Roberts Institute of Art

Floor patterns
In Anne Bogart and Tina Landau’s Viewpoints, a book about a particular philosophy and practice of choreography, the topography of the stage space is thought about in terms of densities of returning movements: ‘To understand floor pattern, imagine that the bottoms of your feet are painted red; as you move through the space, the picture that evolves on the floor is the floor pattern that emerges over time.’

Spangled membranes
’Spangled’ (poikilos) is a sparkling membrane. The abstraction I work within involves creating a membrane: a fluid for its pieces to exist in. The painting is seen as immediate, ‘all at once’ and then uncovered; the wholeness and the partial always in tension. 

The shimmer
An image of something splitting and appearing in the same moment. The shimmer as interior sensation, as a form of recognition, and as an actual visual phenomenon that emerges and disguises.

A shimmer is an image through which to look at perception. 

Bibliography

The Baudelaire Fractal, Lisa Robertson, (Coach House Books, Canada, 2020)

Chicanes, Clara Schulman trans. Lauren Elkin et al. (Les Fugitives, UK, 2023)

Iridescence, Intimacies, Tavi Meraud, in ‘What’s Love (or Care, Intimacy, Warmth, Affection Got to Do with it? ( e-flux, Inc., Sternberg Press, Berlin, 2017)

Lichens, Vincent Zonca, trans. Jody Gladding (Polity Press, UK, 2023)

Viewpoints, Anne Bogart and Tina Landau (Nick Hern Books, UK, 2014)

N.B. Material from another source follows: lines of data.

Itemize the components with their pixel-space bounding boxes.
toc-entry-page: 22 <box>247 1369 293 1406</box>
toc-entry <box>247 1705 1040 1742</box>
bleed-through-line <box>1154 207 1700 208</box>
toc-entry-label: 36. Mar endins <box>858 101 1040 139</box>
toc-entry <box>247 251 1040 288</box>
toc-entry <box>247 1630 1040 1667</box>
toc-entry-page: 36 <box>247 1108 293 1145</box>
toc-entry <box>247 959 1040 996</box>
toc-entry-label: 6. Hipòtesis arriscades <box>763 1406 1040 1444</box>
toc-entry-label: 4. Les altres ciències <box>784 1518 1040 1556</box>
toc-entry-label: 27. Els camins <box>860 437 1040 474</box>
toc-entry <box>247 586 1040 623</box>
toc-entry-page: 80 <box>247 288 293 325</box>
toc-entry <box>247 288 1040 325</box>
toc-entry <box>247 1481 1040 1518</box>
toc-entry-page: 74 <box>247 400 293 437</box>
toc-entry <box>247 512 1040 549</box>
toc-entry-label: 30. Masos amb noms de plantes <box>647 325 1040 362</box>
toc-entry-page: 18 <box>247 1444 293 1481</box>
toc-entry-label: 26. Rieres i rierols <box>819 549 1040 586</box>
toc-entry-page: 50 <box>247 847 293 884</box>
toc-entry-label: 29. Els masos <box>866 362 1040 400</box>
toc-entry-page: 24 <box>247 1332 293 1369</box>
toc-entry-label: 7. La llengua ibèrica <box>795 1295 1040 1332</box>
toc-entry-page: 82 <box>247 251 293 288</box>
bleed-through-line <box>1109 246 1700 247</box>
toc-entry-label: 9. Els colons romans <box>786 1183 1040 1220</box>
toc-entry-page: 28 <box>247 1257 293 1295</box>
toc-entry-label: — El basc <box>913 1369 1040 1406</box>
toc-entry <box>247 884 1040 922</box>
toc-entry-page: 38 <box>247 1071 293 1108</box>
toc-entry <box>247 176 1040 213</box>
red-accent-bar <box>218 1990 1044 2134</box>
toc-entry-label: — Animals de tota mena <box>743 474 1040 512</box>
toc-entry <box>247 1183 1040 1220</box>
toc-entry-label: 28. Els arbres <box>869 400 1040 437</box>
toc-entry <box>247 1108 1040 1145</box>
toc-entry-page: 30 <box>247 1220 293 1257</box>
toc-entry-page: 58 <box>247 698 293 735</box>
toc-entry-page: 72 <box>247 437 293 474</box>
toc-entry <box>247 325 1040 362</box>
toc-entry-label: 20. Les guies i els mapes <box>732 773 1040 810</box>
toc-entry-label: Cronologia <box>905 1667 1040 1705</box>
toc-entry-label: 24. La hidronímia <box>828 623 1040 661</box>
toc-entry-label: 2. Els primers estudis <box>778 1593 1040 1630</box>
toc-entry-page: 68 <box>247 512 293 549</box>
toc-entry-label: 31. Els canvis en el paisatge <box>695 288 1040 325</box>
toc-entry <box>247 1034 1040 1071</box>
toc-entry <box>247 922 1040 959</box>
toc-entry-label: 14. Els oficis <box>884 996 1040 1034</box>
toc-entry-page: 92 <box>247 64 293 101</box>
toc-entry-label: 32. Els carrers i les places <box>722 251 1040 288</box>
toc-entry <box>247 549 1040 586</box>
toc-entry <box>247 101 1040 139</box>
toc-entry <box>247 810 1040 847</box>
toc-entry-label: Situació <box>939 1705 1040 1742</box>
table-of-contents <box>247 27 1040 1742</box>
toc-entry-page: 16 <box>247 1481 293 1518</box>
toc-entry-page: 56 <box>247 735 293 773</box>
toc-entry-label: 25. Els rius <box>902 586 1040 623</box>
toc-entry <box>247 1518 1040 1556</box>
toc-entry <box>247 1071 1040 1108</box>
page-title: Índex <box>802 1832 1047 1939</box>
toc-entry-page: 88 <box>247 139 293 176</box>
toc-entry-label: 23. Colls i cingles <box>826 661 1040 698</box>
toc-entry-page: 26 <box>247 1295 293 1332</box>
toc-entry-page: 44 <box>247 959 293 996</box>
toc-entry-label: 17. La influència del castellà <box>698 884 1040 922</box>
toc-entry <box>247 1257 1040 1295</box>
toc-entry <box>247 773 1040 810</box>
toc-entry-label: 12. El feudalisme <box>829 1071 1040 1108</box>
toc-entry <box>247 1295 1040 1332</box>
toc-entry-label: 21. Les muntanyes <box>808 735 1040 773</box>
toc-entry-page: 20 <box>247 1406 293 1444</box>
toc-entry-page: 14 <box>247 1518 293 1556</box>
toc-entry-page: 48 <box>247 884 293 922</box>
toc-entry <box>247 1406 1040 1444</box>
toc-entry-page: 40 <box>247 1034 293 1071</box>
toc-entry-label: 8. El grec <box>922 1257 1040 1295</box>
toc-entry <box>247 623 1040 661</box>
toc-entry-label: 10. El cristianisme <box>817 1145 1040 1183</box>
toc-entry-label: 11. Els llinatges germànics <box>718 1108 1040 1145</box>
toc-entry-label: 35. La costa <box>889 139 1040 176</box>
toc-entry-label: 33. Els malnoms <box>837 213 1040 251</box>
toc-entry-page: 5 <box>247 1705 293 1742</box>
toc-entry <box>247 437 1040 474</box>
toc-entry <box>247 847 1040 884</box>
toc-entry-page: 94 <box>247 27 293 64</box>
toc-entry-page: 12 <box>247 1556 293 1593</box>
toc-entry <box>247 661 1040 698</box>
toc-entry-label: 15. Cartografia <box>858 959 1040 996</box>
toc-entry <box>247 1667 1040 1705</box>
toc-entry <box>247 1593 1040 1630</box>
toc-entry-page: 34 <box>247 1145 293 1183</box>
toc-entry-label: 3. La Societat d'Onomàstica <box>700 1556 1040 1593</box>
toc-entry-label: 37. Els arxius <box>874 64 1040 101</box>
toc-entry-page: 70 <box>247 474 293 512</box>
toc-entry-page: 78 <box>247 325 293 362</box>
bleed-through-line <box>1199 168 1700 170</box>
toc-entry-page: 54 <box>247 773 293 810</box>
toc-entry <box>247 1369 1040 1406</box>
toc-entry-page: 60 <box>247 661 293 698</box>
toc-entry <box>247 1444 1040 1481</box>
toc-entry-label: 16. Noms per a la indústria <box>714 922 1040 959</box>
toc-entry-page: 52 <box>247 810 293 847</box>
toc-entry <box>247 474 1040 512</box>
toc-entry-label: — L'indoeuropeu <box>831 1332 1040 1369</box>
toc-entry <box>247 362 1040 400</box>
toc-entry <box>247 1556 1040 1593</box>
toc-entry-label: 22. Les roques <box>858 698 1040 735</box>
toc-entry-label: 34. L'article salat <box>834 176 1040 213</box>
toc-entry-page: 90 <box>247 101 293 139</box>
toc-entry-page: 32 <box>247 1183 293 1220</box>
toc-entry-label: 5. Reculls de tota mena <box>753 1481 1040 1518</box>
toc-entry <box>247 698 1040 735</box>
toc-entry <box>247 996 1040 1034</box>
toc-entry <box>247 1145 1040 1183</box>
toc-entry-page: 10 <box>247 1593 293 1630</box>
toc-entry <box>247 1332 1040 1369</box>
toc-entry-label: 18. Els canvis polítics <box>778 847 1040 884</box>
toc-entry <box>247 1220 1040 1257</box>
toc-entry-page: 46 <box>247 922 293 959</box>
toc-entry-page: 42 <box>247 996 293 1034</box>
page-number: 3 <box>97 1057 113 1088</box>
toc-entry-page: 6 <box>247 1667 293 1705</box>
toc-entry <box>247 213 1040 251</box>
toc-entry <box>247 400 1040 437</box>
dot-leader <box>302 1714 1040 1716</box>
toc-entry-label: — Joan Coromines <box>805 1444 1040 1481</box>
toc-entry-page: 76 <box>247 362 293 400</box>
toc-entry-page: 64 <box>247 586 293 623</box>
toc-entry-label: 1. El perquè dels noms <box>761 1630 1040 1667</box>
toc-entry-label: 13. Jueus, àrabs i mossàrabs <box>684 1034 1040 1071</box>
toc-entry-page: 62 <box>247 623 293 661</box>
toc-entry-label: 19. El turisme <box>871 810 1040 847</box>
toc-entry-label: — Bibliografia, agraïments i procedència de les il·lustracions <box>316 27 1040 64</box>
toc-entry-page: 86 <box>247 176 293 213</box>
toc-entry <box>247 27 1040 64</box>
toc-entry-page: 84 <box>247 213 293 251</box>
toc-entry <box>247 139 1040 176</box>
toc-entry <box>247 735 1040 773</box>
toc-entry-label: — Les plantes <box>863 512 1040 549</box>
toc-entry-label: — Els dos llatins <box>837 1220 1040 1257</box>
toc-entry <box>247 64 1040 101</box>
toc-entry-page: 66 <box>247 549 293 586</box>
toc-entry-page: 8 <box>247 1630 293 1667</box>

When the Moon Waxes Red, Trinh T. Minh-Ha (Routledge, USA, 1991)

Francesca Mollett

Francesca Mollett (b. 1991, Bristol, UK) received her MA in Painting from the Royal College of Art, London (UK) in 2020, having previously studied at the Royal Drawing School and Wimbledon College of Art, London (UK). Recent solo exhibitions include Low Sun at Micki Meng, San Francisco, CA (US), 2023; The Moth in the Moss at Taymour Grahne Projects, London (UK), 2022; Spiral Walking at Baert Gallery, Los Angeles, CA (US), 2022 and Wild Shade at Informality Gallery, London (UK), 2021. She was included in the group exhibition The Kingfisher’s Wing curated by Tom Morton at GRIMM, New York, NY (US), 2022. Her work has also been featured in numerous group shows including Considering Female Abstractions, Green Family Art Foundation, Dallas, TX (US), 2023; Sabrina, curated by Russell Tovey, Sim Smith, London (UK); New Romantics, The Artist Room at Lee Eugean Gallery, Seoul (KR); Down in Albion at L.U.P.O. Lorenzelli Projects, Milan, (IT) in 2022; Le coeur encore, The approach, London (UK), 2021; Diaries of a Climate, curated by Louis-Blanc Francard, Baert Gallery, Los Angeles, CA (US), 2021; and London Grads Now, Saatchi Gallery, London (UK), 2020. Mollett’s work can be found in the Green Family Art Foundation, Dallas, TX (US); the He Art Museum, Guangdong Province (CN); Kunstmuseum, The Hague (NL); the Rachofsky Collection, Dallas, TX (US) and David and Indrė Roberts Collection, London (UK).